Sustainability is the word on everyone's lips - as it should be.
Everyday, we're becoming increasing more aware of the environmental impacts of the products we're consuming. Especially in areas like crop and livestock farming - practices which can impact thousands of hectares of land.
But have you ever stopped to think about wine-making? Another practice requiring huge plots of land. What impact do wineries have on our planet? How do we know is our wine is being made sustainably?
Tony Ingle, chief winemaker at Angove Organic tells us all we need to know about sustainable wine.
How can we know what wines are sustainable? Is organic wine more sustainable?
The main distinction between traditional wine and Certified Organic Wine is that, by definition, Certified Organic Wine must adhere to strict organic protocol - in other words, it must be made without using any artificial chemicals, fertilisers, pesticides, fungicides or herbicides. The result is a fully organic process that is better for the wine, the land and wildlife. Less pollution and better soil quality, protecting the land for future generations.
No nasty chemical residue is left on the plants or in the surrounding soil and groundwater- reducing chemical runoff in drinking water and coastal areas, which can have a devastating impact on marine life, wildlife and plants. Our organic vines tend to need less water applied to them because the soil is built up with more compost and organic matter, which holds the water far better - increasing the resilience of the vineyard during periods of drought.
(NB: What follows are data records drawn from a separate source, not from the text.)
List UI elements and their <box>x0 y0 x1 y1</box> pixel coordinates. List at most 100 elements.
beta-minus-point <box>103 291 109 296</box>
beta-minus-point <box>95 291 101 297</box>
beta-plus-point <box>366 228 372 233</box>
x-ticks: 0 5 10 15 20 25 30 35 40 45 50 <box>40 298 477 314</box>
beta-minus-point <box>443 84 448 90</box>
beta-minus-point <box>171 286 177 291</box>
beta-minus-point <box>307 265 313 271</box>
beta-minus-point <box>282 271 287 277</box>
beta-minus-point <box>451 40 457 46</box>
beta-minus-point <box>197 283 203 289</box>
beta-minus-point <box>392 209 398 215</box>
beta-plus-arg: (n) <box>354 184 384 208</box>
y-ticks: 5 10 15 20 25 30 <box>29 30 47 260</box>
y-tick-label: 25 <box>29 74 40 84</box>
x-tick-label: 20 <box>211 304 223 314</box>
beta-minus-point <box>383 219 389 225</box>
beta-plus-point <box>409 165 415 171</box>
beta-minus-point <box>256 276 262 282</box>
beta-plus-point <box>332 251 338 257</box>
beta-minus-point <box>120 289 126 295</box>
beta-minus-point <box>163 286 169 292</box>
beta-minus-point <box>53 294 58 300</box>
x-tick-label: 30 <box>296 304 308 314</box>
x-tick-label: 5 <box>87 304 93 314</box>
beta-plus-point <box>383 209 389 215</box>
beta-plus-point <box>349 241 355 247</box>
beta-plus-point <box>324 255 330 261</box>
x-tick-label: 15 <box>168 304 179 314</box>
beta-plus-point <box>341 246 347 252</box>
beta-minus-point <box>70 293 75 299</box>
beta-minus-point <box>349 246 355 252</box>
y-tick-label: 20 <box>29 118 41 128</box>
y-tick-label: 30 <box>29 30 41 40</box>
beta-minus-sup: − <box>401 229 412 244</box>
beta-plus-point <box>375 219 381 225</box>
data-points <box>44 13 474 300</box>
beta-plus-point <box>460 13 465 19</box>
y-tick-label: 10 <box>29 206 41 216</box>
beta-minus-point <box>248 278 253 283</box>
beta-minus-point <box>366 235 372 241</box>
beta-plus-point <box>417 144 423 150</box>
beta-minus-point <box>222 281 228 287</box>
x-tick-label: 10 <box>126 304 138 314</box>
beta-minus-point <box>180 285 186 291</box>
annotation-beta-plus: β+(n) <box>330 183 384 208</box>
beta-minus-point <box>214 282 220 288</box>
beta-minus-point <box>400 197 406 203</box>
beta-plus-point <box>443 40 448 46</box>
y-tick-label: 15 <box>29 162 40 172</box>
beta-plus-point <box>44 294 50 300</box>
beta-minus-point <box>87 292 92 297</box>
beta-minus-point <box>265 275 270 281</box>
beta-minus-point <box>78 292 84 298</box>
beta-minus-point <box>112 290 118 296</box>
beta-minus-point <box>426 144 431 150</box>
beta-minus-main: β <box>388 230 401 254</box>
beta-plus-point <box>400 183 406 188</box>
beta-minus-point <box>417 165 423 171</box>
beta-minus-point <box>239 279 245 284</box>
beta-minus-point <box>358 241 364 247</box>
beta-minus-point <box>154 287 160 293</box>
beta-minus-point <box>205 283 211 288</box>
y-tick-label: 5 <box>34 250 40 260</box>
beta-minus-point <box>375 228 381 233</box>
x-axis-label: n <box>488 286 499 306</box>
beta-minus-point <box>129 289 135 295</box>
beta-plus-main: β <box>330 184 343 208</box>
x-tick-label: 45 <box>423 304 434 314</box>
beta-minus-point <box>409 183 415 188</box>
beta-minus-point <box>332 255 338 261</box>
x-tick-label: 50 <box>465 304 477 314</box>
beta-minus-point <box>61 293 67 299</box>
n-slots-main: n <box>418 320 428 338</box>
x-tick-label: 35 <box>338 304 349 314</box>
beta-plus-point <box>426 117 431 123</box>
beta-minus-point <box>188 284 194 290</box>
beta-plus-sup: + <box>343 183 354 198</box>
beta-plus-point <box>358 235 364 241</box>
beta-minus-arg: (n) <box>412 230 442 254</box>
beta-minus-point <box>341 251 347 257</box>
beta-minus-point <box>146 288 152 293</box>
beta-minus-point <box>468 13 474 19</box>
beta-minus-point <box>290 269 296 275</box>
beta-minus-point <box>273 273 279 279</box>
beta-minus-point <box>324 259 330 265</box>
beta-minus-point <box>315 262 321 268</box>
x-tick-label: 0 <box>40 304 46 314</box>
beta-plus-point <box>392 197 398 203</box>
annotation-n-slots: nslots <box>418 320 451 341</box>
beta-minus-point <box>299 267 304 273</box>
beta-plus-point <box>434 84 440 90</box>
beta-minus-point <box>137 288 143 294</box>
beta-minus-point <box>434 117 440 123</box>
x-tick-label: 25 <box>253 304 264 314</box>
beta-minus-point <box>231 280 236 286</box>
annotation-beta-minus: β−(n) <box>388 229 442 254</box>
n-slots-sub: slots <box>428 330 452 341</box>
We have also introduced drip irrigation, tank installation, vine mulching and reusing winery water to nurture a wood lot planted with native species.
How can wine-making be more sustainable?
We strive to be a world leader in sustainable practices that encourage biodiversity, protect the natural ecosystem, and reduce landfill and greenhouse gas emissions. The weeds in the vineyards may not always be aesthetically pleasing, however their presence assists the levels of nitrogen in the soil, essential for healthy vine growth. The environment attracts many native animal species to the area, including insects, bats and birds, which help to fight off pests naturally. A study by the Soil Association found that organic farms attract up to 50% more plants, birds and native wildlife than conventional farms.
Even the feathered members of our family have a special role to play. At our Warboys vineyard in McLaren Vale a family of Indian Runner ducks are our regular ‘Employees of the Month.’ The ducks work alongside our human staff to ensure that our wines maintain their Certified Organic status, by eating the snails that make their way into the vine canopy and munch on the grapes.
At Angove Family Winemakers, a multi-generation 134-year-old wine company, organic is our passion. We are Australia’s leading and largest certified organic grape grower and winemaker, deeply committed to sustainable practices and nurturing the environment at every stage of the winemaking process.